Now, the answer to the second question, how does it get from one cell to the other, I don't know. I have two theses, but we're just now starting some experiments on this. One of the theses is that it's a direct cellular interaction. Two researchers in England, Vale and Warren--that's a different Warren than Shields Warren--published some electron photomicrographs a few years ago that show quite clearly that platelets interact with the surface of tumor cells as part of the lodgment of a metastasis in the vascular bed. So one of the possibilities I'm entertaining is that the platelets actually transfer by direct physical adherence temporarily to the tumor cell, part of the membrane of the platelet to the tumor cell, instead of to the endothelium, and that this, then, is the site which will bind the thrombin.
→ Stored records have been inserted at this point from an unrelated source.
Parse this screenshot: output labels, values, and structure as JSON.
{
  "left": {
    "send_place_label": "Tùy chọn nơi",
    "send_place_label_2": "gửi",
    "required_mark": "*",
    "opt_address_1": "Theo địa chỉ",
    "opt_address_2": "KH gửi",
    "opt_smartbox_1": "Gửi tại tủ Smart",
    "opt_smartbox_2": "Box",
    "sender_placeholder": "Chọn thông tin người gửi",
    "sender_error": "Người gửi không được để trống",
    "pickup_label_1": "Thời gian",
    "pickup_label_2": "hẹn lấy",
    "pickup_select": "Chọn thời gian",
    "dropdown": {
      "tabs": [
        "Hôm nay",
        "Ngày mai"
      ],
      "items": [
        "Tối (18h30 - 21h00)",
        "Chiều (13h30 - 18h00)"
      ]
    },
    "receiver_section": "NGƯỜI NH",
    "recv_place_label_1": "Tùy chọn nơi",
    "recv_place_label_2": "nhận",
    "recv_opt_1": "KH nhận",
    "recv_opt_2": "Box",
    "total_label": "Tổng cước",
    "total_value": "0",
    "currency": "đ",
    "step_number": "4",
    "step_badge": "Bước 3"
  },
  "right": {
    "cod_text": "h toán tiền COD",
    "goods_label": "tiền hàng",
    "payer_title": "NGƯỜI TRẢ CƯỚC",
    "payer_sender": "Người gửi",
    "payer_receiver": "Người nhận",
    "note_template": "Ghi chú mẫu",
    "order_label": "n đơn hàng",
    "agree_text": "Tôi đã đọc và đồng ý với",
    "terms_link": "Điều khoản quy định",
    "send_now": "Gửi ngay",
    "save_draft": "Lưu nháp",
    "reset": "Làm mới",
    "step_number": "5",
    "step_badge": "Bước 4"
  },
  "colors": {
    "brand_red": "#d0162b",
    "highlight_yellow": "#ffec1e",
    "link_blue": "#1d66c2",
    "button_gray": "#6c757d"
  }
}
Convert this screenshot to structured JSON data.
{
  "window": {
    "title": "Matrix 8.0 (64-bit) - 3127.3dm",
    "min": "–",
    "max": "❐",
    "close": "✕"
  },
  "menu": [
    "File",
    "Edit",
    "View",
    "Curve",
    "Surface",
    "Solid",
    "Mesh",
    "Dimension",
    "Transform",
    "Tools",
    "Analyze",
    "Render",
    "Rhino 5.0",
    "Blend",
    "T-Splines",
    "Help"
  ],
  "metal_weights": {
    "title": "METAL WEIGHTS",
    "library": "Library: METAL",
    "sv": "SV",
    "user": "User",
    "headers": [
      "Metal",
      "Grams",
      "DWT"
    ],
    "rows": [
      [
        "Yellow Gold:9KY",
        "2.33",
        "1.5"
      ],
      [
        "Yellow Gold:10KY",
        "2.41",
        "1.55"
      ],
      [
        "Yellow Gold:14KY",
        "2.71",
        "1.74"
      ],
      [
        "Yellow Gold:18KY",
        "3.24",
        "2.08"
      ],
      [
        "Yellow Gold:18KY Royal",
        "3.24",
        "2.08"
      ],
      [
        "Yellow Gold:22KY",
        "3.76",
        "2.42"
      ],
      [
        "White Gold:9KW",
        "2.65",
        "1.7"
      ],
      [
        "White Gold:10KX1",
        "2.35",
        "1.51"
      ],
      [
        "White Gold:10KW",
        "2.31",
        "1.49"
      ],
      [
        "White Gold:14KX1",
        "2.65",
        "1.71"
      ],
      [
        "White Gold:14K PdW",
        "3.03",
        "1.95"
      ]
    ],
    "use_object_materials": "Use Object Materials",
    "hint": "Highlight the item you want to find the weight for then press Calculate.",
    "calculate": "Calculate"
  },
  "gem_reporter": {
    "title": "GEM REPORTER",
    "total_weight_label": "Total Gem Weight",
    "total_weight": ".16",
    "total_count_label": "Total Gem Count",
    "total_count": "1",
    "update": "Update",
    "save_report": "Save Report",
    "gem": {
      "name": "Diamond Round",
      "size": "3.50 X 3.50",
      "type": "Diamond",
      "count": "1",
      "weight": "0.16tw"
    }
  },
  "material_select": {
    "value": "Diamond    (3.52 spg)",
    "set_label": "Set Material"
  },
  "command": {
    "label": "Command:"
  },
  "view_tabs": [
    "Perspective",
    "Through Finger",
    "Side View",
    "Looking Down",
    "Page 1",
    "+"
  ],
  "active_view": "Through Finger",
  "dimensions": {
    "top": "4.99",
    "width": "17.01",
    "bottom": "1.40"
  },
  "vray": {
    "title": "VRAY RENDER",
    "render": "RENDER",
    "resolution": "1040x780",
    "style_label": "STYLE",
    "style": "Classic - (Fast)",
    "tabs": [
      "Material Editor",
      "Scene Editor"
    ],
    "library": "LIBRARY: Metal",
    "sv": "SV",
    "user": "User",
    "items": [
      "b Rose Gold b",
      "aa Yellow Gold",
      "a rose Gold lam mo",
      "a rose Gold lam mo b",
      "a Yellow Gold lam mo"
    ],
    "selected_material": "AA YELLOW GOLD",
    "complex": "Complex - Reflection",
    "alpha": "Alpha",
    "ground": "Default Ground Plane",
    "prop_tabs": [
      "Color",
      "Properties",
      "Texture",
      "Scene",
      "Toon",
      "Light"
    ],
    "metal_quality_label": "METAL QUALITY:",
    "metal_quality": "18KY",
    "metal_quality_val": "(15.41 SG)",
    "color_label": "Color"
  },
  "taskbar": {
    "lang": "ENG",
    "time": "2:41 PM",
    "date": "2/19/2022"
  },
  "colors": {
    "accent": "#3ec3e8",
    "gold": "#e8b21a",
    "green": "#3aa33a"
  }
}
Another possibility is that it's indirect and mediated by activation of proteases within the platelet leaking out from the platelets having been activated through coagulation mechanisms, or particularly fibrinolytic mechanisms, having these proteases leak out from the platelets and from the tumor cells--because tumor cells are full of proteases--and that these, in turn, have split off sialyic acid, like Protein 1-b, splits of glycocalicine, and that this then is free in the plasma and later picked up on the tumor cell.
Now, I don't know which of these it is. We're just starting some in vitro experiments, and trying to do this thing. Come back in five years; I might have an answer for that.